Christianity Today Called Trump "No Longer Fit For Office" After Impeachment

Editor-in-Chief Mark Galli appeared on BuzzFeed News' AM to DM to discuss the editorial and the president's response.

The editor-in-chief of the influential evangelical magazine Christianity Today said he no longer believes that President Trump is "fit for office" following his "immoral" behavior that led to his impeachment.

A Christianity Today editorial written by Mark Galli was published Thursday, calling on evangelicals to stop supporting Trump.

"But the facts in this instance are unambiguous: The president of the United States attempted to use his political power to coerce a foreign leader to harass and discredit one of the president’s political opponents," he wrote in the editorial, published one day after Trump became the third president in US history to be impeached. "That is not only a violation of the Constitution; more importantly, it is profoundly immoral.

It continues:

To the many evangelicals who continue to support Mr. Trump in spite of his blackened moral record, we might say this: Remember who you are and whom you serve. Consider how your justification of Mr. Trump influences your witness to your Lord and Savior. Consider what an unbelieving world will say if you continue to brush off Mr.

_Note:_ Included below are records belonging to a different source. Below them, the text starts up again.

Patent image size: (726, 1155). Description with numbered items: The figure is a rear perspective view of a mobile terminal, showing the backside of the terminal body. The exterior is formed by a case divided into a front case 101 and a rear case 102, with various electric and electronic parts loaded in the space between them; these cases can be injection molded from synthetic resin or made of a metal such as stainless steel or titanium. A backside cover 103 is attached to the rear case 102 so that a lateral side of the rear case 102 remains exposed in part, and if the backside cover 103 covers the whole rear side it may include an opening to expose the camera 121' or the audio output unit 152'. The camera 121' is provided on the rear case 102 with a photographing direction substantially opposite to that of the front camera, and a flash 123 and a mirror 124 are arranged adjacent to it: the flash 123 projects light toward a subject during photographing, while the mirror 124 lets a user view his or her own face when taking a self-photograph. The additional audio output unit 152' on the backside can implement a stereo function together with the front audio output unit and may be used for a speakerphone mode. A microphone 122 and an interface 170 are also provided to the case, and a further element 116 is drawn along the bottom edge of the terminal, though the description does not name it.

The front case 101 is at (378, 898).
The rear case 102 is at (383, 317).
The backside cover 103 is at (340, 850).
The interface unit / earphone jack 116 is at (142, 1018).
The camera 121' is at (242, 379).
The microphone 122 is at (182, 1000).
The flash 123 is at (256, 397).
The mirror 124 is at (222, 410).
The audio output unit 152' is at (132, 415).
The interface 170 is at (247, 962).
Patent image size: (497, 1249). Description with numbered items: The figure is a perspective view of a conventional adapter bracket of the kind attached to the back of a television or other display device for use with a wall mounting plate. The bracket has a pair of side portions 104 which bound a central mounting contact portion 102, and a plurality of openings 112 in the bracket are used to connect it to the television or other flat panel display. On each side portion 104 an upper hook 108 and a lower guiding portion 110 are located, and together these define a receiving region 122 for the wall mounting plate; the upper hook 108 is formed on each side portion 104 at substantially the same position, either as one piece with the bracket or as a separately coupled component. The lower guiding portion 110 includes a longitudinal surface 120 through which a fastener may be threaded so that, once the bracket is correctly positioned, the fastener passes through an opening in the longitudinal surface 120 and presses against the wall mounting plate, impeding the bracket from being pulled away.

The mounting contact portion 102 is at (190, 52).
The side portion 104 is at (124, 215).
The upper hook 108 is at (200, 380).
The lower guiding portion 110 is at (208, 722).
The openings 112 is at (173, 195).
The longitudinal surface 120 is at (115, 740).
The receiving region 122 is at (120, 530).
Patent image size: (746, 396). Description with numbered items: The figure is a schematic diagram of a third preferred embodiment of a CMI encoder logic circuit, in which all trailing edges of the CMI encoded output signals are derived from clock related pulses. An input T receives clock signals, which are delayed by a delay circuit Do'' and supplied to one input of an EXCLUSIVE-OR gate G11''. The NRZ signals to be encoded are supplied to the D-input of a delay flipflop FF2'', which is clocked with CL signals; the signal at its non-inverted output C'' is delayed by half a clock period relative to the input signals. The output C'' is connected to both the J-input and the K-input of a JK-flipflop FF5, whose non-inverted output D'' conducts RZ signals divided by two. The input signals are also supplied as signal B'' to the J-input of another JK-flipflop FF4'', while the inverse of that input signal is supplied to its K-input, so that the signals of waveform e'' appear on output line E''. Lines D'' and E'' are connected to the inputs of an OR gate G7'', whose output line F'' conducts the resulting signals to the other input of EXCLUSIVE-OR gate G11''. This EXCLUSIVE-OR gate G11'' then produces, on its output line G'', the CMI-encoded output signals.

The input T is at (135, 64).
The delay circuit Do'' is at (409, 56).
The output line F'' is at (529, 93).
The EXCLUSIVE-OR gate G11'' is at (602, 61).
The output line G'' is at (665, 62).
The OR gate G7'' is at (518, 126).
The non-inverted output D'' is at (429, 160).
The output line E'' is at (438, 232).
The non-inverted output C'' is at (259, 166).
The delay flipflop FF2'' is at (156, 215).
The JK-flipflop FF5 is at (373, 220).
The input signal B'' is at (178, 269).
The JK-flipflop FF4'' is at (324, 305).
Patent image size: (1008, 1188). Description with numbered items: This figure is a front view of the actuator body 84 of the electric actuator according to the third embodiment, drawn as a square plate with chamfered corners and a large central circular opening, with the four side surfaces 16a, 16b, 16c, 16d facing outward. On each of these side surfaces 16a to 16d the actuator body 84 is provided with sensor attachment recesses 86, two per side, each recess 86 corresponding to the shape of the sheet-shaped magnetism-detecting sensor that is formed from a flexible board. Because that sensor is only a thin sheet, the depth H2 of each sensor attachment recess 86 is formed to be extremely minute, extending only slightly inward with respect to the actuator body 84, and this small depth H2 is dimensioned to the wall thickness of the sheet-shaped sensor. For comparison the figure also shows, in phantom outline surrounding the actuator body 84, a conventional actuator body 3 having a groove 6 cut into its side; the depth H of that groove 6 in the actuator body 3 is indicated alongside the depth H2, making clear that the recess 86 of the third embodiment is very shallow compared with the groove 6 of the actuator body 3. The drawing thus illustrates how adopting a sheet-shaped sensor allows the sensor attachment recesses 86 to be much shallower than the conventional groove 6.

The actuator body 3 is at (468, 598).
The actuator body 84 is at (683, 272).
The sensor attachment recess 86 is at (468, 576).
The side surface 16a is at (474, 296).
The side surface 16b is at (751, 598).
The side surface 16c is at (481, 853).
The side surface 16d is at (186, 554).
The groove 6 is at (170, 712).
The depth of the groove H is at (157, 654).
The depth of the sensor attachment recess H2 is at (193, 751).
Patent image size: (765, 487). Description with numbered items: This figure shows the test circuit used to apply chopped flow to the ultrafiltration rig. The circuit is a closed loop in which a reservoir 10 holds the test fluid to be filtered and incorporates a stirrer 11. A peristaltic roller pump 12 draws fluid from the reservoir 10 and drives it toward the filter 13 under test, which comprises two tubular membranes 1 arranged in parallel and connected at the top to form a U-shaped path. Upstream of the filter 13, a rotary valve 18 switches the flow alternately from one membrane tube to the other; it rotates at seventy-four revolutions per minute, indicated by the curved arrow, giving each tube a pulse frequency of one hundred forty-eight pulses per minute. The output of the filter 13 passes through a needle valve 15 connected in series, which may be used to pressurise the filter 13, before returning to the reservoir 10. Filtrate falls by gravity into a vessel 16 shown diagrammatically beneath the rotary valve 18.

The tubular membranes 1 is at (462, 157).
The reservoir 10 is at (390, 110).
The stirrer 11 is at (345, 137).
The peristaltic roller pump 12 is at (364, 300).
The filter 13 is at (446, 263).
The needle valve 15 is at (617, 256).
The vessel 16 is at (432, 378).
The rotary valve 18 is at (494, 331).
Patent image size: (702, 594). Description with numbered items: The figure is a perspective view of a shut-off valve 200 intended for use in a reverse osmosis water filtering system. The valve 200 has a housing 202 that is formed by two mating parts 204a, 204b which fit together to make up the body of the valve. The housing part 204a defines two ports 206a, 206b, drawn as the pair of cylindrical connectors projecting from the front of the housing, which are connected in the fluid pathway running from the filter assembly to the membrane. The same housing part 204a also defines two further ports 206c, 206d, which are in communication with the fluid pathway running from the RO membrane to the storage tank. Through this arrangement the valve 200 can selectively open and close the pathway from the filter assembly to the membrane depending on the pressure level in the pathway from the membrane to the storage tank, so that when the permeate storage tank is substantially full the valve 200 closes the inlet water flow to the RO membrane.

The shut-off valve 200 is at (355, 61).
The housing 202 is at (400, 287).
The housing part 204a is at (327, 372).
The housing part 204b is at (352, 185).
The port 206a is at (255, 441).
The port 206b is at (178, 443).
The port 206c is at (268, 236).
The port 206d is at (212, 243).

Trump’s immoral words and behavior in the cause of political expediency. If we don’t reverse course now, will anyone take anything we say about justice and righteousness with any seriousness for decades to come? Can we say with a straight face that abortion is a great evil that cannot be tolerated and, with the same straight face, say that the bent and broken character of our nation’s leader doesn’t really matter in the end?

Galli appeared on BuzzFeed News' AM to DM to discuss the editorial and the president's response.

video-player.buzzfeed.com

"Given the accumulation of facts culminating in the impeachment hearings, it is our view that Donald Trump is no longer fit for office," Galli told BuzzFeed News.

Trump tweeted in response to the editorial on Friday morning.

A far left magazine, or very “progressive,” as some would call it, which has been doing poorly and hasn’t been involved with the Billy Graham family for many years, Christianity Today, knows nothing about reading a perfect transcript of a routine phone call and would rather.....

....have a Radical Left nonbeliever, who wants to take your religion & your guns, than Donald Trump as your President. No President has done more for the Evangelical community, and it’s not even close. You’ll not get anything from those Dems on stage. I won’t be reading ET again!

"ET" appears to be a typo by the president, since the magazine is called Christianity Today.

"The president and I happen to agree on something: I don't watch or have not watched or read Entertainment Tonight," said Galli, laughing. "Unfortunately it’s a typical response from Mr. Trump, and it’s not very accurate."

He noted that Trump was "making stuff up," saying the magazine as rarely political and largely centrist to conservative in its politics.

Franklin Graham — son of the late evangelical preacher Billy Graham, who founded Christianity Today — also published a response criticizing the magazine's editorial and revealed that his father had voted for Trump in the 2016 election.

"Christianity Today said it’s time to call a spade a spade," wrote Franklin. "The spade is this — Christianity Today has been used by the left for their political agenda. It’s obvious that Christianity Today has moved to the left and is representing the elitist liberal wing of evangelicalism."

"Franklin and I are going to agree to disagree," said Galli. "We see things quite a bit differently."

When quizzed on why Christianity Today only called on readers to stop supporting Trump after the impeachment hearings — when other policies, such as the family separation crisis at the US–Mexico border, his harassment of women, and his treatment of a Gold Star family, have also shown the president's morals — Galli acknowledged that Trump's support of religious freedoms and anti-abortion laws has impacted their actions.

"We may have needed to come out on this a little earlier," said Galli. "My goal as editor-in-chief is always to be as charitable as possible for as long as possible."

He added: "I think with the impeachment hearings, the evidence had accumulated so it wasn't just something one could disagree with. In my view, it took it to the level of the man is really not fit for office if he's willing to be so cavalier about the Constitution and his continued confusion about things moral."